Ein explosives Gemisch aus Abenteuer und Verschwörung
zündet im zweiten Hellboy Hörspiel




"Der Teufel erwacht" lautet der viel versprechende Titel des zweiten Teils der neuen Hellboy Hörspielserie, in welcher die Comics des Autoren Mike Mignola durch die Macht der Sprache zum Leben erweckt werden sollen.
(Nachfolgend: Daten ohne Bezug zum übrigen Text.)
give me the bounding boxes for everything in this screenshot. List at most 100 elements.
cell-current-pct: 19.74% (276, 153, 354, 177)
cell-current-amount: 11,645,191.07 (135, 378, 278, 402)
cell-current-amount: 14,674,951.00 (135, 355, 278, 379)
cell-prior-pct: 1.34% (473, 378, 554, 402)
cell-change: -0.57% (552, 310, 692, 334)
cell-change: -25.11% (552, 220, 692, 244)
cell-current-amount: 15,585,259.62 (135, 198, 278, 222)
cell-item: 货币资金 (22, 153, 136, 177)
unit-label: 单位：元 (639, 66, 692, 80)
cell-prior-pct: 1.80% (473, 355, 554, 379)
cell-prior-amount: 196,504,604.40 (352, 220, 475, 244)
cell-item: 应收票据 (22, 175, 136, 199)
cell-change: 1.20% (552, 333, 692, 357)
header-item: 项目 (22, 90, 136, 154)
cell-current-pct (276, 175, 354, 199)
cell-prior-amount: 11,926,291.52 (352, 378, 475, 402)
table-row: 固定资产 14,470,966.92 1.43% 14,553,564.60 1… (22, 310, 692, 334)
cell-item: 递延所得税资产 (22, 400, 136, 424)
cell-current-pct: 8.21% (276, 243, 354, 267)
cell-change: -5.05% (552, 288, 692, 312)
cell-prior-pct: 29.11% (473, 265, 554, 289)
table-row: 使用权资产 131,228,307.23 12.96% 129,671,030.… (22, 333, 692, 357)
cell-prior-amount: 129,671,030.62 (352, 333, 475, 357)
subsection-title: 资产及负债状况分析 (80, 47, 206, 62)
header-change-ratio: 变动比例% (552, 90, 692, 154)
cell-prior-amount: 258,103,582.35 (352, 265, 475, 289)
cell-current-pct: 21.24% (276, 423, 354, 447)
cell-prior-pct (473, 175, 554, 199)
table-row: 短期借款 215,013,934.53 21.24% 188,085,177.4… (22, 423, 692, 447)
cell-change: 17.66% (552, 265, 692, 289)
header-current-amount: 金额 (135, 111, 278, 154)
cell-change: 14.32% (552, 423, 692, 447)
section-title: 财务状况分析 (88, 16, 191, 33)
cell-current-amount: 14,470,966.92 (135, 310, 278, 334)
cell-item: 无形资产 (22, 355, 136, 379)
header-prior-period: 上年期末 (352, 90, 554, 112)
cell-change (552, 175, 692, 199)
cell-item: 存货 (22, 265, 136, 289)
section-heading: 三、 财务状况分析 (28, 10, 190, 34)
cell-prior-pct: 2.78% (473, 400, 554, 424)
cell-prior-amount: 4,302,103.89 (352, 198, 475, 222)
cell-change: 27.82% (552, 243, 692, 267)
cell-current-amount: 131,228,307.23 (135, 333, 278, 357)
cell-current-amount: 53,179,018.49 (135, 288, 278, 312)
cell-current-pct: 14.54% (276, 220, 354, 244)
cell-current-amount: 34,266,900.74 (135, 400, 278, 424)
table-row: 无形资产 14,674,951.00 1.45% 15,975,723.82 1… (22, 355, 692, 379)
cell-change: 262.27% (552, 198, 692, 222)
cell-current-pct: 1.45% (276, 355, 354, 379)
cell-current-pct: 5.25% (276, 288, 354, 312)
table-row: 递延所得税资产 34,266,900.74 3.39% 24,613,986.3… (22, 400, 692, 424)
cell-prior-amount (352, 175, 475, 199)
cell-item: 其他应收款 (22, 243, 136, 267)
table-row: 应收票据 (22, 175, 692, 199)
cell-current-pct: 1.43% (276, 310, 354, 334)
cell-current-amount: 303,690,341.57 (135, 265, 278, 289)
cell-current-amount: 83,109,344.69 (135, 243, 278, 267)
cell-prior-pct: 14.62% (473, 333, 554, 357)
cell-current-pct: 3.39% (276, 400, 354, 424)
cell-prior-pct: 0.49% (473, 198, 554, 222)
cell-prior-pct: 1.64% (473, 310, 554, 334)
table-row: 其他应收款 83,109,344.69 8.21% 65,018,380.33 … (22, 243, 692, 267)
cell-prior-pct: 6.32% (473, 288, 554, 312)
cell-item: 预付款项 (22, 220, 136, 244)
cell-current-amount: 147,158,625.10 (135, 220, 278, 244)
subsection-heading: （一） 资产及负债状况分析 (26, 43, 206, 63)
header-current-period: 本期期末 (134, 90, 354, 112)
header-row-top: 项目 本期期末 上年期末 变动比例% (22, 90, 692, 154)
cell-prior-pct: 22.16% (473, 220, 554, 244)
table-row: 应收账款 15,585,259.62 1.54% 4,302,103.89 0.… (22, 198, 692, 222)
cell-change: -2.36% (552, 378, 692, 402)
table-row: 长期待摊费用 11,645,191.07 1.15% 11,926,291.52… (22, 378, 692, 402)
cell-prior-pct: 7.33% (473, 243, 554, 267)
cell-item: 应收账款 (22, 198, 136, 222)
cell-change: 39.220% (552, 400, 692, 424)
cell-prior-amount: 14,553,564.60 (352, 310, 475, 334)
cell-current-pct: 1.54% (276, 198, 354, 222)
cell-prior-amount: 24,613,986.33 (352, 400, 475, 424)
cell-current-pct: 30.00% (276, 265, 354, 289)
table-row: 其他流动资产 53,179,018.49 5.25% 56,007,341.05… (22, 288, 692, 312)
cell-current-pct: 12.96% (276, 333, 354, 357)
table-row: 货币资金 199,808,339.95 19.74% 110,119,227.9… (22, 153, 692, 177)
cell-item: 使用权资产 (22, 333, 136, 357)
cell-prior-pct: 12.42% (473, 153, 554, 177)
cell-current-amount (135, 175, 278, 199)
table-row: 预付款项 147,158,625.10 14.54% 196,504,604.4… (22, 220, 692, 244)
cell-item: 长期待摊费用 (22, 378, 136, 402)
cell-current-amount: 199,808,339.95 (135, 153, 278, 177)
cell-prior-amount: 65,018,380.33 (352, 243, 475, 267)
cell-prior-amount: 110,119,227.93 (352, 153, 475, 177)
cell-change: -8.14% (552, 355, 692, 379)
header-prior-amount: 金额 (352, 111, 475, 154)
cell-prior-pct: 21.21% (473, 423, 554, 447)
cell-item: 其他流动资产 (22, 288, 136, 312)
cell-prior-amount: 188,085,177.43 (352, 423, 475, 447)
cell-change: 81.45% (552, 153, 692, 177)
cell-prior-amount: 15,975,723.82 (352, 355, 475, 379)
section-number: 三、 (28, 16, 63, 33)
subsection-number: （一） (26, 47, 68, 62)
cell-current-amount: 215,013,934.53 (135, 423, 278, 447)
In tiefschwarzer Herbstnacht stellte ich daher meine Lauscher auf Empfang, um zu hören, ob es den Stimmen der Sprecher gelänge, mich nun permanent in den Bann ihrer höllischen Geschichte zu schlagen, und diesmal sprang der Funke der Erzählung auch wirklich über. Es verschlägt die Agenten der "Behörde zur Untersuchung und Abwehr paranormaler Erscheinungen" nach Europa in das ferne Rumänien, wo sie die Wiederauferstehung eines Vampirs aus dem achtzehnten Jahrhundert verhindern sollen. Sein Name ist Vladimir Giurescu und alten Aufzeichnungen zufolge soll er mit jener Gruppe von machtgierigen Nazis in Verbindung stehen, die einst halfen, den rothäutigen Jungen aus der Hölle herauf zu beschwören. Offenbar scheint es dem unsterblichen Offizier aus napoleonischer Zeit gelungen zu sein, dem Tod immer wieder ein Schnippchen zu schlagen und sich nach jedem Dahinscheiden durch ein geheimnisvolles Ritual bei Mondschein wieder unter die Lebenden zu stehlen. Die einzige Schwierigkeit besteht darin, daß diese Prozedur nur in einem bestimmten Raum seines alten Schlosses durchgeführt werden kann. Seit Giurescu 1944 in Dachau auf Hitlers Befehl hingerichtet wurde, befanden sich seine sterblichen Überreste in Amerika und somit weit weg vom rettenden Schloß. Nun ist seine Leiche aber gestohlen worden und man befürchtet in der Behörde, der untote Offizier könnte wiederbelebt werden...

Trotz aller Fakten aus den Archiven erscheint die ganze Geschichte dem sarkastischen Hellboy bloß als hergeholte Verschwörungstheorie und deswegen nach Rumänien zu fliegen kommt ihm völlig absurd vor. Zu allem Überfluß soll der rote Haudegen ganz allein eines von drei in Frage kommenden Schlössern im Land der Vampire auf verdächtige Aktivitäten abchecken.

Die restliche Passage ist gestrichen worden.